Esse é um risco grande que incorre sobre todos os que atingem posições de reconhecimento público.
Segundo, você já teve um espinho na carne? Uma farpa que descola de uma vara, e penetra na carne de seu dedo, ou pior, debaixo da unha? Isso incomoda uma barbaridade... se você não tirar, pode infeccionar, ou pode ficar ali quietinho e de repente começa a doer. O tal “espinho de Paulo” era exatamente isso, o esbofeteava.
Bom seria se sempre que começássemos a nos achar melhores que os outros, tivéssemos um alarme interno que nos dissesse: “ei, quem você pensa que é? seja humilde rapaz!”
Pirkei Avot nos diz: “seja humilde, muito humilde, porque seu fim é servir de comida para os vermes”

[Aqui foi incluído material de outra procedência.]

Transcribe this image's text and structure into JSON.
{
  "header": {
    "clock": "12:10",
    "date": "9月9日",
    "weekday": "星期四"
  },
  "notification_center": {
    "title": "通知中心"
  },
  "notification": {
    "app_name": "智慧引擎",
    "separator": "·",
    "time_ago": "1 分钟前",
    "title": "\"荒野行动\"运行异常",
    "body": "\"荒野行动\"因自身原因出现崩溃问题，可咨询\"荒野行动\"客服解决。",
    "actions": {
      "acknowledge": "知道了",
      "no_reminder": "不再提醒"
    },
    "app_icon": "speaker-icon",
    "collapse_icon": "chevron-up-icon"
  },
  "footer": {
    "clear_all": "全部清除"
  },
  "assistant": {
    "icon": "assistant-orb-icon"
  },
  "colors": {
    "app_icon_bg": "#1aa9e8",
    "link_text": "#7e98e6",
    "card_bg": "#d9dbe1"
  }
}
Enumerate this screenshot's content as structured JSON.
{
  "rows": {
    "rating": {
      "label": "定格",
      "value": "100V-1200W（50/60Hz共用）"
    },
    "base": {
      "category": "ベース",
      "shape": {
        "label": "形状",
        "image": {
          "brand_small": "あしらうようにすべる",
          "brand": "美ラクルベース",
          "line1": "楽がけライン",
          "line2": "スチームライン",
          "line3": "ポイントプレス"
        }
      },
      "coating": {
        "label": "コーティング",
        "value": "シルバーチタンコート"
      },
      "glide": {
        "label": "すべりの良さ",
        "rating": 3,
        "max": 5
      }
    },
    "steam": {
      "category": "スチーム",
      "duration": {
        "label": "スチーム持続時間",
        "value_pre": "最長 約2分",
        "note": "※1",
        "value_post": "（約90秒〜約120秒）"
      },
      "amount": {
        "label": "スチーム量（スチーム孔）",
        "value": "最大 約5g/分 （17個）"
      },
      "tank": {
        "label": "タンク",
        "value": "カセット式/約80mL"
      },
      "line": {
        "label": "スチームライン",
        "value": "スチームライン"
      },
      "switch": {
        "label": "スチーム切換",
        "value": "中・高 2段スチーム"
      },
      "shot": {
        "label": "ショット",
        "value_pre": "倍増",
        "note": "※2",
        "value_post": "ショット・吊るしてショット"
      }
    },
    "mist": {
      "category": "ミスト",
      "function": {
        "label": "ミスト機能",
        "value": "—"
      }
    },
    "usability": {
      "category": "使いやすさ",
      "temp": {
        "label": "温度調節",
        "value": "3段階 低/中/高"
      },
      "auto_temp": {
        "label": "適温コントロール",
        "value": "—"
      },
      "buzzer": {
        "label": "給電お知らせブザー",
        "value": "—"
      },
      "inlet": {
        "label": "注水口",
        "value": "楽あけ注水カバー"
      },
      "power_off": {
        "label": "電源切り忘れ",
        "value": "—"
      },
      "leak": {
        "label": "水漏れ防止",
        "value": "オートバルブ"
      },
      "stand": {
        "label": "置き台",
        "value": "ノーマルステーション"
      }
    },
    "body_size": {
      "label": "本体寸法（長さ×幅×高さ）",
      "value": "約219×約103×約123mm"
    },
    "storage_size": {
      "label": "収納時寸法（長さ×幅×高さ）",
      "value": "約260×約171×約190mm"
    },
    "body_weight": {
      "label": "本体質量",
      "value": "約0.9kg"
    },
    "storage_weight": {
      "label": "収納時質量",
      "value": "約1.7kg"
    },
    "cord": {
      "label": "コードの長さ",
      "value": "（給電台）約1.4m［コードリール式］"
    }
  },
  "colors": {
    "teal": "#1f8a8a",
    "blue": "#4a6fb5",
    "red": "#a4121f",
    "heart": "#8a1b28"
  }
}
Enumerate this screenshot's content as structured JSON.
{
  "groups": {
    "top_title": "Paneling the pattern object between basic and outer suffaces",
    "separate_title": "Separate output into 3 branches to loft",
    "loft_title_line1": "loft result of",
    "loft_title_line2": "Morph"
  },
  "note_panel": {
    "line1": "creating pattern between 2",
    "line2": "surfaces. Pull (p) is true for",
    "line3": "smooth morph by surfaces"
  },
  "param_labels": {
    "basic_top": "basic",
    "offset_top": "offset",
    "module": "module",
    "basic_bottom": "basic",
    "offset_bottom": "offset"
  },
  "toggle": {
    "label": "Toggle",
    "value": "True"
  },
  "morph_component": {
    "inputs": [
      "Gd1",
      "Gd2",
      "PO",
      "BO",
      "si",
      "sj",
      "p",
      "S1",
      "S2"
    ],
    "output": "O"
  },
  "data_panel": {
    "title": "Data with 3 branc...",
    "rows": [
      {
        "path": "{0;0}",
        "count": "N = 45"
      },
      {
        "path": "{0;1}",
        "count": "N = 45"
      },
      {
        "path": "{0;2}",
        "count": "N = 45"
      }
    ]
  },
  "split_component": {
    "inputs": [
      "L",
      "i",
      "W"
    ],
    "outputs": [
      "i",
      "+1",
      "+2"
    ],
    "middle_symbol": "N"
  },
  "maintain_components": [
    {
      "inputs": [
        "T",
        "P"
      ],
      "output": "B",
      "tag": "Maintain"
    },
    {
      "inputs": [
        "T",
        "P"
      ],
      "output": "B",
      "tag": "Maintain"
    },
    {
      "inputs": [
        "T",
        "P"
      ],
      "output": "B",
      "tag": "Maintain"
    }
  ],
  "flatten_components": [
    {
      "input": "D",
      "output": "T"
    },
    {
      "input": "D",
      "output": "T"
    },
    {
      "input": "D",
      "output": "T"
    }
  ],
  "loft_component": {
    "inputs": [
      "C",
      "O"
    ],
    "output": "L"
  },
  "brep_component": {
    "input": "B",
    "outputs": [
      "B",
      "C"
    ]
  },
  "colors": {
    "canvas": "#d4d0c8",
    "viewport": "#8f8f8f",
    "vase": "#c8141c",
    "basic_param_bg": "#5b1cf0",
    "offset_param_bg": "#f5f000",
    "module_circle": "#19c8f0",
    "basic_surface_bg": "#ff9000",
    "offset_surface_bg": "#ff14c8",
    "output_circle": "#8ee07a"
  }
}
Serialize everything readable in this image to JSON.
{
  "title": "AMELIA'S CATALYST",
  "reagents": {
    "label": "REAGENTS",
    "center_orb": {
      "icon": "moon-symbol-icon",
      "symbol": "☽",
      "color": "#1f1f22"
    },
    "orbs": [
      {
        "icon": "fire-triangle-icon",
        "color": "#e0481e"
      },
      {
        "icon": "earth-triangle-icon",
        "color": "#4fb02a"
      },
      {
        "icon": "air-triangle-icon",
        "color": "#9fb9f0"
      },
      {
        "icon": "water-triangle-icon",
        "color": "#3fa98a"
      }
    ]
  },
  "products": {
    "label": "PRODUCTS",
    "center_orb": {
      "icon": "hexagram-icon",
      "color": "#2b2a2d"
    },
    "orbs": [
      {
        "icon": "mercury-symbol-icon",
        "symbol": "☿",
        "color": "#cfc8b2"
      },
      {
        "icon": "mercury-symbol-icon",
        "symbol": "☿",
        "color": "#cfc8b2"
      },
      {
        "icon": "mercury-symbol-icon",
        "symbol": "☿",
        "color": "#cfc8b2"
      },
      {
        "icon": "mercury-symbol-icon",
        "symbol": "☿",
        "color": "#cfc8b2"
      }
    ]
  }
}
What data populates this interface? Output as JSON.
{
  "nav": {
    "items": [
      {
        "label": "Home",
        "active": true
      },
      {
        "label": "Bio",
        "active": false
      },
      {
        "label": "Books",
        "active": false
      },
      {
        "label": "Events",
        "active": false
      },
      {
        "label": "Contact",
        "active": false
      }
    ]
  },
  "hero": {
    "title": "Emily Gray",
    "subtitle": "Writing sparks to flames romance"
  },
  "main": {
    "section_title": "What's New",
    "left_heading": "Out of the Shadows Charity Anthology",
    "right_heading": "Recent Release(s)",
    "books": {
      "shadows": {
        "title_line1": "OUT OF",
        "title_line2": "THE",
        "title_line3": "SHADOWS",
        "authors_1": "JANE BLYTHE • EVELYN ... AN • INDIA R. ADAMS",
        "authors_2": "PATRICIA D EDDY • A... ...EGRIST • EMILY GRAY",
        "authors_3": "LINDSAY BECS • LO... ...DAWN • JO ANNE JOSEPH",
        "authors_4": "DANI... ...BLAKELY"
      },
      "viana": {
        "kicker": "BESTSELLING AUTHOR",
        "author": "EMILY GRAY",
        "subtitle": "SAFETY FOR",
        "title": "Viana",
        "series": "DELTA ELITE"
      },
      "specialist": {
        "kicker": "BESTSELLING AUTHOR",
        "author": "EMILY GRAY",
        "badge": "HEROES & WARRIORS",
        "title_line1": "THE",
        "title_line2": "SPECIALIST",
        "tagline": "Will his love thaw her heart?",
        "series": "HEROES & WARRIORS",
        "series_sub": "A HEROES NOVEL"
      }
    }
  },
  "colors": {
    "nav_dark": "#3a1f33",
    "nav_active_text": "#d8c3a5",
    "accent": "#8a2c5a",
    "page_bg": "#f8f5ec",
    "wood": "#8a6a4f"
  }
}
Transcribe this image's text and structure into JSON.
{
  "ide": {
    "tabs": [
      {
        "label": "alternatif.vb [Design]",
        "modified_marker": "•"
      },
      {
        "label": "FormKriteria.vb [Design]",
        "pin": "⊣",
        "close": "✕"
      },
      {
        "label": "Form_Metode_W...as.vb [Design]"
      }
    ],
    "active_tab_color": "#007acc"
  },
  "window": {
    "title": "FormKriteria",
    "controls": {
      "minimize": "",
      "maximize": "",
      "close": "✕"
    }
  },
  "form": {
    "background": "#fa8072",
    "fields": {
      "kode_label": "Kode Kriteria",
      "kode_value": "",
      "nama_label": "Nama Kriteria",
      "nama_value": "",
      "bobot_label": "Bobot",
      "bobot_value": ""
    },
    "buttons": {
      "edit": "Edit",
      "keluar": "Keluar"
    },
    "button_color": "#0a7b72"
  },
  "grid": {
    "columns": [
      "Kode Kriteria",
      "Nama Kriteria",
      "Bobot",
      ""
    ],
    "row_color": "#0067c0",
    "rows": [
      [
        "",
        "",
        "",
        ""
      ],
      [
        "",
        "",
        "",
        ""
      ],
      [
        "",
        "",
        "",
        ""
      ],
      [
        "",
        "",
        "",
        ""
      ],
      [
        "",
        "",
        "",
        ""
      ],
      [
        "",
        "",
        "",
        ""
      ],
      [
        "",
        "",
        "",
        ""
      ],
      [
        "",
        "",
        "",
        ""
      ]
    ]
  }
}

Shaul HaShaliach pediu três vezes ao Eterno que retirasse dele esse espinho, mas isso não aconteceu. E ouviu como resposta: “A minha graça te basta, porque o meu poder se aperfeiçoa na fraqueza.”
São nas derrotas que aprendemos mais, dizem os pensadores modernos. Nas vitórias, nossas falhas são mascaradas pelo sentimento de todo vencedor, mas quando caímos, vemos o quão miseráveis podemos ser.
A questão do espinho é a lição da humildade, do respeito, e de nossa capacidade de superar nossos instintos mais básicos de auto-engrandecimento.
A Torah fala por exemplo que Moisés era o mais manso de todos os homens. (Nm 12:3) Mas a mesma Torah fala que ele matou um egípcio e sua esposa o chamou de homem sanguinário (Êx 4). Como entender, qual dos dois era Moisés?
Simples: de novo recorremos ao Pirkei Avot, que diz: “A quem se deve chamar de forte? Àquele que domina seus próprios instintos.” (Avot 4:1)
A mansidão não era uma característica de Moisés, mas ele soube “dominar” sobre seu instinto e isso é o que fez dele grande, mais do que todos os homens de sua época. Ter o auto-controle.
Pedro, em sua carta disse: “pelas quais ele nos tem dado grandíssimas e preciosas promessas, para que por elas fiqueis participantes da natureza divina, havendo escapado da corrupção, que, pela concupiscência, há no mundo, e vós também, pondo nisto mesmo toda a diligência, acrescentai à vossa fé a virtude, e à virtude, a ciência, e à ciência, a temperança, e à temperança, a paciência, e à paciência, a piedade, e à piedade, o amor fraternal, e ao amor fraternal, a caridade. Porque, se em vós houver e aumentarem estas coisas, não vos deixarão ociosos nem estéreis no conhecimento de nosso Senhor Jesus Cristo.” (2 Pe 1:4-8)
Nunca chegaremos a ser perfeitos se nos deixarmos levar por qualquer sentimento de engrandecimento; uma coisa puxa outra, segundo Kefah, e temperança vem depois da ciência, do conhecimento, mas vem antes da paciência e do amor verdadeiro.
Podemos aprender (ter ciência) mas se não tivermos auto-controle sobre nossos instintos (inclusive de prepotência) nunca atingiremos o nível de ahavah necessário.
Como foi dito: “o meu poder se aperfeiçoa na fraqueza” Se reconhecemos que não somos super-homens, perfeitos, sábios, grandes, o espinho na carne nos ensinará a sermos mais humildes e aí sim, o poder de Deus se aperfeiçoará em nossas vidas.
A propósito, acredito que sim, o espinho era literal, mas carregado de lições espirituais.